Y ahora un señor con ánimo de ofender me nombra a los luditas a propósito del submarino británico que mañana se irá de aquí. El señor no comparte la rebeldía popular contra el submarino. Más peligrosas son, me dice, las chimeneas de las factorías químicas que vemos desde San Roque. Yo le digo que el submarino me parece un símbolo nefasto de cierta manera de entender la política. Miro ese artefacto herméticamente cerrado, férreo y frágil, forrado de una especie de alicatado con varias piezas caídas, como un cuarto de baño húmedo y bastante usado y horadado por tapas de desagües o alcantarillas: nadie sabe qué hay dentro del artefacto negro, cómo funciona, si mata o es inocuo. Es como nuestra vida política: todos estamos a merced de lo que nos quieran contar, aunque nosotros contemos muy poco, nada, salvo a la hora del voto ritual cada cuatro años.
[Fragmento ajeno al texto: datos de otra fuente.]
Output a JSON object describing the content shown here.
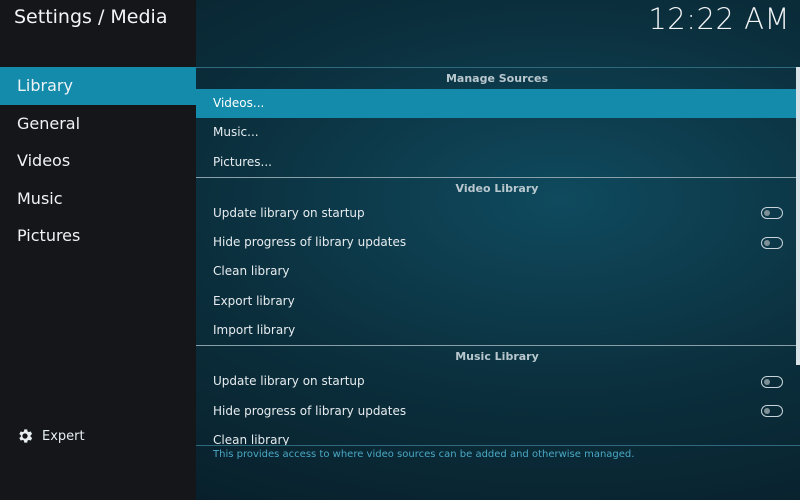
{
  "header": {
    "title": "Settings / Media",
    "clock": "12:22 AM"
  },
  "categories": [
    {
      "label": "Library",
      "active": true
    },
    {
      "label": "General",
      "active": false
    },
    {
      "label": "Videos",
      "active": false
    },
    {
      "label": "Music",
      "active": false
    },
    {
      "label": "Pictures",
      "active": false
    }
  ],
  "settings_level": {
    "label": "Expert",
    "icon": "gear-icon"
  },
  "groups": {
    "manage_sources": {
      "title": "Manage Sources",
      "items": [
        "Videos...",
        "Music...",
        "Pictures..."
      ]
    },
    "video_library": {
      "title": "Video Library",
      "items": [
        {
          "label": "Update library on startup",
          "toggle": "off"
        },
        {
          "label": "Hide progress of library updates",
          "toggle": "off"
        },
        {
          "label": "Clean library"
        },
        {
          "label": "Export library"
        },
        {
          "label": "Import library"
        }
      ]
    },
    "music_library": {
      "title": "Music Library",
      "items": [
        {
          "label": "Update library on startup",
          "toggle": "off"
        },
        {
          "label": "Hide progress of library updates",
          "toggle": "off"
        },
        {
          "label": "Clean library"
        }
      ]
    }
  },
  "description": "This provides access to where video sources can be added and otherwise managed.",
  "colors": {
    "accent": "#148bab",
    "description_text": "#4aa8c4"
  }
}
Estoy con los ciudadanos que se han rebelado contra la presencia del submarino porque estoy contra la expulsión de los ciudadanos de la política. El Gobierno de Aznar, que se proclama razonable, ha demostrado una ignorancia temeraria en sus sucesivas declaraciones sobre el submarino, e incluso las penúltimas palabras de Aznar, presumiendo de cumplir ahora una promesa o vaticinio de que el submarino se iría, suenan a burla e improvisación, otra ocurrencia más, destinada a desmemoriados e insignificantes, es decir, a nosotros. Sabemos poco sobre submarinos atómicos o sobre cómo se reparten los fondos de la Unión Europea. Pero algunos presienten todavía que vivir a ciegas es arriesgado.